C’est alors que trois personnes cagoulées et tout de noir vêtu surgissent de la broussaille qui jouxte son domicile. « J’ai compris ne bouche plus », affirme Maman Martine. Il lève les bras et propose à ses agresseurs de prendre le véhicule, le portable et d’entrer dans son domicile pour recevoir de l’argent. Ils resteront indifférents à toutes ses propositions. Ils vont tout simplement le palper pour vérifier s’il portait un gilet pare-balle avant de tirer à bout portant deux balles dans ses côtes et sont remontés vers la jonction qui mène à son domicile. « C’est alors que j’ai vu mon patron s’écrouler sur la barrière, j’ai crié Joyce ont a tué ton père et de toutes mes forces j’ai lancé des appels au secours en vain », indique Maman Martine, la ménagère.
Tout en se tortillant et en tenant son abdomen, il réussira à remonter dans son véhicule. « J’ai cru alors que les balles ne l’avaient pas atteint », déclare Maman Martine. Il va effectuer une marche arrière en trombe et va aller détruire la barrière faite de béton de son voisin avant de perdre le contrôle de son véhicule un 4x4 qui va dévaler en toute vitesse la descente qui traverse son portail et va aller terminer sa course sur un manguier. «N’eut été le fait que je me suis attelé à fermer le portail en passant le rejoindre, cette voiture nous aurait écrasé. J’ai compris qu’il ne maîtrisait plus le volant de son véhicule, car je l’ai vu effondrer sur son siège », raconte Maman Martine. Ces bourreaux, des tueurs à gage professionnel sans doute, sont redescendus jusqu’au véhicule, ont ouvert la portière avant de l’asséné le coup de grâce. Cette fois avec une carabine et sont remontés en courant, ont regagné leur véhicule de couleur blanche et sont partis.

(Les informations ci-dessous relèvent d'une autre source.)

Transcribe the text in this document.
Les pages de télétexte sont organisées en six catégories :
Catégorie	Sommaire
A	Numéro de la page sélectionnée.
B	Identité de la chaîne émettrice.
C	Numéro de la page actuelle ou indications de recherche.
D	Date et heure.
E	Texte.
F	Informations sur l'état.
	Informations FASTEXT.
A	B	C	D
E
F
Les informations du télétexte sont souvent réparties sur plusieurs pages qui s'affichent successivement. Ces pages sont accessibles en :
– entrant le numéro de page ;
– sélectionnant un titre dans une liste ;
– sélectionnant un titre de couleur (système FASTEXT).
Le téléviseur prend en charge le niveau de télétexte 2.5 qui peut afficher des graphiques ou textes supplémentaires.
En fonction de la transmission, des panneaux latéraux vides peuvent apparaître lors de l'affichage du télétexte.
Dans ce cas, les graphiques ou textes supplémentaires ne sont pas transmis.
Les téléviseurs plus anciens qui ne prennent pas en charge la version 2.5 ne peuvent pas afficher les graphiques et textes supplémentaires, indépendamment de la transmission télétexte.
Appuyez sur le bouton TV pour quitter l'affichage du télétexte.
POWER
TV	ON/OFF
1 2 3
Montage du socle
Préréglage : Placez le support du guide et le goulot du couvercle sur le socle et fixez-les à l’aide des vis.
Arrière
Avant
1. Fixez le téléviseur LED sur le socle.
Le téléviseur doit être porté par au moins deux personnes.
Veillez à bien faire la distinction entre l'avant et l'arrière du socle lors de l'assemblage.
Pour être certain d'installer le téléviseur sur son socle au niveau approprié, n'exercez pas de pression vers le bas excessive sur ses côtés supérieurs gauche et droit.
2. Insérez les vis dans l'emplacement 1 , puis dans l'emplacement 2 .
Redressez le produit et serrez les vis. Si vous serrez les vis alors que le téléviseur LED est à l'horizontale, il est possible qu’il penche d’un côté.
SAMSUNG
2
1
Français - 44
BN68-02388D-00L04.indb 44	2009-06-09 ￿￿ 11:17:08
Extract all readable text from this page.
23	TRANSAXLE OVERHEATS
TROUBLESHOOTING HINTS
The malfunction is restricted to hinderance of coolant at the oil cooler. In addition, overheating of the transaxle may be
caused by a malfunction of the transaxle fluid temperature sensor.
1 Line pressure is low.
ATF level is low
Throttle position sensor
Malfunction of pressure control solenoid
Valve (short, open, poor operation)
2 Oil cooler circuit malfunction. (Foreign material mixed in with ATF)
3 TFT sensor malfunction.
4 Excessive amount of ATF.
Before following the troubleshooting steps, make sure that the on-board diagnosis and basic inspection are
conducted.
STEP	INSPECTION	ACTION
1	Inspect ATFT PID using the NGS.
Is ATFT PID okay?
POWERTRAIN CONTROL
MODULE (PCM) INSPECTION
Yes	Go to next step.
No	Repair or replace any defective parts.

2- Emoi dans les milieux des affaires
Ce n’est qu’après cela que redoublant les cris d’orfèvre, la ménagère a fini par sortir le voisinage, plongé dans le match de la demi-finale retour de la Champions league : Chelsea – Liverpool qui était à la pause. « Nous étions alors aux environs de 20h40mns lorsque nous sommes arrivés sur les lieux », affirme une voisine qui est sortie la première. La police a été aussitôt alertée et les secours se sont organisés pour le transporter à l’hôpital général. Il a rendu l’âme lorsqu’ils franchissaient le portail. « Il y a perdu beaucoup de sang. Car il a une grosse ouverture sur le côté dans lequel on avait enfouis du tissu pour réduire l’hémorragie», souligne un des secouristes. Sa fille de 5 ans en est encore marquée. « Elle demande aux gens de ne pas pleurer sinon les bandits vont venir les tuer aussi », avoue un membre de la famille.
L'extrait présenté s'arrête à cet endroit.